L'indicateur d'accumulation de glace utilisé dans les stations météorologiques où un technicien prend des mesures est généralement une langue de métal, en forme de L, ayant 4 cm de largeur et plusieurs dizaines de centimètres de longueur[2]. Elle est attaché à l'extérieur d'un abri Stevenson, exposé aux intempéries et loin de toute source de chaleur. Le technicien qui vient relever l'épaisseur de glace accumulée doit ensuite la nettoyer pour la prochaine mesure.
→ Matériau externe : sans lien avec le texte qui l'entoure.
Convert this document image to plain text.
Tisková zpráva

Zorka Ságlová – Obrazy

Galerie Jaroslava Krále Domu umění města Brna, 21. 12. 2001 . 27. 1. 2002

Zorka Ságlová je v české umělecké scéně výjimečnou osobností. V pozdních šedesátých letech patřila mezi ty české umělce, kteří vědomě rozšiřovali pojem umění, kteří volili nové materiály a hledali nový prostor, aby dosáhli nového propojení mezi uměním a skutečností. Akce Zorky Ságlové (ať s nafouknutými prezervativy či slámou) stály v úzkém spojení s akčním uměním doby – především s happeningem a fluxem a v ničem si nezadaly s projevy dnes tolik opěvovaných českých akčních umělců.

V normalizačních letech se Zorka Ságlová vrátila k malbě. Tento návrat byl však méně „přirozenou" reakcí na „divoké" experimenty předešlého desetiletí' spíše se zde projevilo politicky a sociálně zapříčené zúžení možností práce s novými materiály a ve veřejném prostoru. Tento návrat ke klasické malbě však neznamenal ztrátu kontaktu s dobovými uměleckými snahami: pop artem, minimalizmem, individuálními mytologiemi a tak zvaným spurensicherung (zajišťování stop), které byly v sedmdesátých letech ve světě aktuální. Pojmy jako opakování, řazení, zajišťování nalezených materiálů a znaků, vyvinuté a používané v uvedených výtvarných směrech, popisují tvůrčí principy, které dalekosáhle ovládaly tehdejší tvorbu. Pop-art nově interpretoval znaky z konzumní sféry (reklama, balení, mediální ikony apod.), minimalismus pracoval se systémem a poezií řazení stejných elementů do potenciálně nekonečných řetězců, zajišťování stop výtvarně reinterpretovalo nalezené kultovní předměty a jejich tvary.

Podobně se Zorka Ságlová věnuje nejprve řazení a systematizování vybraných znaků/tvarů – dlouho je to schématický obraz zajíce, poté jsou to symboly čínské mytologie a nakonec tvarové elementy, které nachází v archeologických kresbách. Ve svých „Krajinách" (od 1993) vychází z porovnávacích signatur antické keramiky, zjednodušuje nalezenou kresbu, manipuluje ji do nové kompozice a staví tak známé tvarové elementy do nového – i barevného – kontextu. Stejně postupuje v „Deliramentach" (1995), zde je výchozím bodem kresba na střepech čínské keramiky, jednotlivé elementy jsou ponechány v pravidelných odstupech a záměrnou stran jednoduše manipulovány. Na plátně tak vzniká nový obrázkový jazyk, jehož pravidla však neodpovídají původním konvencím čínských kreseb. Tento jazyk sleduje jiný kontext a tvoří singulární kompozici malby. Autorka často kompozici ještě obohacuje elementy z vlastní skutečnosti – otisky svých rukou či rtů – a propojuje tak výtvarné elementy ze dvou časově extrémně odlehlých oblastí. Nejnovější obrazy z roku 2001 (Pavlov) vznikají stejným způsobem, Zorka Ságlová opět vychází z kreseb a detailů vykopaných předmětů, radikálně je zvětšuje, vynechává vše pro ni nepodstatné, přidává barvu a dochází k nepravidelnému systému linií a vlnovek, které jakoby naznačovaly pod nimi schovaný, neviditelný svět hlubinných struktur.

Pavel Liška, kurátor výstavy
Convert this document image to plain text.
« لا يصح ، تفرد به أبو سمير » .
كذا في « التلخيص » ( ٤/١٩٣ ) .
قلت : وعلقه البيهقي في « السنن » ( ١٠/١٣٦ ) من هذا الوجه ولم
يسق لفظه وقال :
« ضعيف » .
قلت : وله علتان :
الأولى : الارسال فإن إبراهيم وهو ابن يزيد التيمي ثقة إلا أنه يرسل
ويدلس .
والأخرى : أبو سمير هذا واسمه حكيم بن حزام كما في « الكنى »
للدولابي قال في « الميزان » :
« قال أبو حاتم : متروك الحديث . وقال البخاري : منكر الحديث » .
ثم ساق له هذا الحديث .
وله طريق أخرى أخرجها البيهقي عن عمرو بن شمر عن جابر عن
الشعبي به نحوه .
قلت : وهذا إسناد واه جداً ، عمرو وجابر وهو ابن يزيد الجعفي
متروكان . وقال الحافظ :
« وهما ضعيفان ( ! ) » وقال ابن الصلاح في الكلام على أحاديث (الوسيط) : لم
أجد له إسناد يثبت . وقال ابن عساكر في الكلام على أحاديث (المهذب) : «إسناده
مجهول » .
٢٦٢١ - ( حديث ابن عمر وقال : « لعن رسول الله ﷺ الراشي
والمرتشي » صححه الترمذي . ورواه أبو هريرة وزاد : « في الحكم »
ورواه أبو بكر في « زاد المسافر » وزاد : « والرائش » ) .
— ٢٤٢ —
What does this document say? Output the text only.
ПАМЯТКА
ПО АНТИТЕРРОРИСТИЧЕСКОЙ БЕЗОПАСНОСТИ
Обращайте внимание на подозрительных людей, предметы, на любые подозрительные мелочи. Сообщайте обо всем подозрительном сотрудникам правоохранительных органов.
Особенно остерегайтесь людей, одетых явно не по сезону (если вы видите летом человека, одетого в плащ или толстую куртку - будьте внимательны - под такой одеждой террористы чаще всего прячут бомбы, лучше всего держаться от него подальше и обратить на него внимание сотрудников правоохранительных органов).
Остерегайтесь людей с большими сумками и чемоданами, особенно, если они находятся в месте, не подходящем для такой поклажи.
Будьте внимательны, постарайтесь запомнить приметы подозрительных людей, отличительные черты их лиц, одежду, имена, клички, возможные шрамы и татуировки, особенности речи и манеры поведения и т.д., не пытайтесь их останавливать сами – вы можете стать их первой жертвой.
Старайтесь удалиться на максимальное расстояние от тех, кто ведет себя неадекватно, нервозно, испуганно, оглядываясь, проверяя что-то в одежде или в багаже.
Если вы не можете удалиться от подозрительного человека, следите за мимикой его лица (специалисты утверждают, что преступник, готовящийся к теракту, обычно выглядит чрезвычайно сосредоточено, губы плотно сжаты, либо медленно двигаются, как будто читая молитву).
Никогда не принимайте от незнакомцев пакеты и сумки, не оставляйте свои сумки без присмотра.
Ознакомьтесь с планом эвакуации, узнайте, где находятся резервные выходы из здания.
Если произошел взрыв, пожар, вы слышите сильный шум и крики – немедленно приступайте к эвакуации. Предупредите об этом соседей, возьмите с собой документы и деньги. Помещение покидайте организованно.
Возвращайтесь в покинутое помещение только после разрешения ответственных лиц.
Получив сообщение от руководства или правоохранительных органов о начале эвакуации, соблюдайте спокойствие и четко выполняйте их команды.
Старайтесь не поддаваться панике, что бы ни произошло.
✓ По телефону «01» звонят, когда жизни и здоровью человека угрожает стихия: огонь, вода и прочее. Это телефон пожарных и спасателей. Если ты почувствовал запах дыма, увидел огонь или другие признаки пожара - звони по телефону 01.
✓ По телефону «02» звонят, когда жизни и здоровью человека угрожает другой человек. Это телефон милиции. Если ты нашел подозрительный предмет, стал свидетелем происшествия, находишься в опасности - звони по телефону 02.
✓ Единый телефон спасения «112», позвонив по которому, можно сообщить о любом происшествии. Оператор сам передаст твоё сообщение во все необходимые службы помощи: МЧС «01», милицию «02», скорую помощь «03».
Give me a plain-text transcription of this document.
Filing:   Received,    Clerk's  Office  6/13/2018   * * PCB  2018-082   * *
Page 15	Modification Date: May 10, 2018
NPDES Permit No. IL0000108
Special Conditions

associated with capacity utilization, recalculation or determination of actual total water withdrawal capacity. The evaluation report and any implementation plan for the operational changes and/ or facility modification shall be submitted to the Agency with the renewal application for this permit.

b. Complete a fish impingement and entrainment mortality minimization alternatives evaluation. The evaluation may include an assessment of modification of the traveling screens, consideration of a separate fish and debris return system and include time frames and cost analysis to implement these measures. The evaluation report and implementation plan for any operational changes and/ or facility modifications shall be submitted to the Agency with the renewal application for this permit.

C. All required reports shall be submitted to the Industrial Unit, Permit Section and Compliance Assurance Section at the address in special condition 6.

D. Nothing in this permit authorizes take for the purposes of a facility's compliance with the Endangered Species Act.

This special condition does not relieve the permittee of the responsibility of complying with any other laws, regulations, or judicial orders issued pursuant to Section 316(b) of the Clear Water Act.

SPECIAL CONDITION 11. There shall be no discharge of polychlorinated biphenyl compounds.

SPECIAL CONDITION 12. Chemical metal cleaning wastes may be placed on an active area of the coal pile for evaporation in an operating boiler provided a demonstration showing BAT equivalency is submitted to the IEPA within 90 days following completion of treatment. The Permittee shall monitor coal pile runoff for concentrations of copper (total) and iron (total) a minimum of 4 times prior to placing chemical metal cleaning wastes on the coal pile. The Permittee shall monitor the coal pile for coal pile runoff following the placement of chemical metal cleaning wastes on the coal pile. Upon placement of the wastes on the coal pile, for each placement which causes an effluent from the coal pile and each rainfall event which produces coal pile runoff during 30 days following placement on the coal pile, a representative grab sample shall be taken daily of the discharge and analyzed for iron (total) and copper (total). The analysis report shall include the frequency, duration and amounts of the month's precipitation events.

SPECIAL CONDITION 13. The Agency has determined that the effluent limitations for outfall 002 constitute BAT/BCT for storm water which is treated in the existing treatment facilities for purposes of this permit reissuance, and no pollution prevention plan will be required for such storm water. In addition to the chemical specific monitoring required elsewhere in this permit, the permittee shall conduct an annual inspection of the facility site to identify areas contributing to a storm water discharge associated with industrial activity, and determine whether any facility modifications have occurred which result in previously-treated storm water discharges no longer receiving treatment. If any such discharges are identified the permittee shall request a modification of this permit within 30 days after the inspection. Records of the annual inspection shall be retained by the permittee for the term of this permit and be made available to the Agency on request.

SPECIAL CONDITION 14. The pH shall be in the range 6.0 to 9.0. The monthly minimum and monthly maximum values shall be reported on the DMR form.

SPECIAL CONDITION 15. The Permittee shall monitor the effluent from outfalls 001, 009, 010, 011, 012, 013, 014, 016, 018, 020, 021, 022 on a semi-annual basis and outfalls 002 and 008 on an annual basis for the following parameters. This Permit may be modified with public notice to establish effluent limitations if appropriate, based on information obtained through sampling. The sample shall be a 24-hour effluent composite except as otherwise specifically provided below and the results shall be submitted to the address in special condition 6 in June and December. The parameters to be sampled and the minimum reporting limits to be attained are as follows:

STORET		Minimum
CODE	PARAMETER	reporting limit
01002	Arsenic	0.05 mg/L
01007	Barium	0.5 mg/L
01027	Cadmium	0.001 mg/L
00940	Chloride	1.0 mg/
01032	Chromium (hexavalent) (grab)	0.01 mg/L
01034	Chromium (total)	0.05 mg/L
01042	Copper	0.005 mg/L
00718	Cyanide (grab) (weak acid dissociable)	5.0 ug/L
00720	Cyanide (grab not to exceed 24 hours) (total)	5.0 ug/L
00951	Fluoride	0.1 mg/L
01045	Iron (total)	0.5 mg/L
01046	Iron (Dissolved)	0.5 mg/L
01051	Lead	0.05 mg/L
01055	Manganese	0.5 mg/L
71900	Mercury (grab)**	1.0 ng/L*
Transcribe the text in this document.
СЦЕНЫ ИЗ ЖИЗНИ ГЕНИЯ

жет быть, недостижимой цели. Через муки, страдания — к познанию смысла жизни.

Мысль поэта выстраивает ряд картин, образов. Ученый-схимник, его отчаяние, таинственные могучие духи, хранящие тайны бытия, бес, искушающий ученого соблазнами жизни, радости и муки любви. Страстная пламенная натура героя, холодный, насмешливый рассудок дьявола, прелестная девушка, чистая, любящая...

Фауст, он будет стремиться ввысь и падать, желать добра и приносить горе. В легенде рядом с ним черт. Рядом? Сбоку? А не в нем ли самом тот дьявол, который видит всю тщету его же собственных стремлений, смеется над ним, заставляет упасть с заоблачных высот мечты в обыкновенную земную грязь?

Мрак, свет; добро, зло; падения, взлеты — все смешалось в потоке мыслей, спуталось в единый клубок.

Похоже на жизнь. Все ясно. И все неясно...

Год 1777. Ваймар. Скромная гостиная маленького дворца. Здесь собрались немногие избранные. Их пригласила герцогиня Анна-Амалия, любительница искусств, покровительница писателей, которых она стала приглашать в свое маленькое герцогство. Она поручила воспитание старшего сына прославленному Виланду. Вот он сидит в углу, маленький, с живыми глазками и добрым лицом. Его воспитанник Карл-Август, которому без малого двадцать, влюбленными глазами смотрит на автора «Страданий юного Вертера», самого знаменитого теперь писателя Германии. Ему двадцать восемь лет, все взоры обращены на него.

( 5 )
Il existe d'autres types d'indicateurs. Par exemple les météorologistes de l'Hydro-Québec utilisent une sorte de table métallique surmontée de divers tubes. Ce collecteur permet de mesurer les dépôts de verglas sur une surface horizontale, sur des surfaces verticales orientées face à chacun des points cardinaux et sur la surface de cylindres de deux grosseurs différentes pour connaitre l'effet différentiel de l'accumulation dû au vent[1].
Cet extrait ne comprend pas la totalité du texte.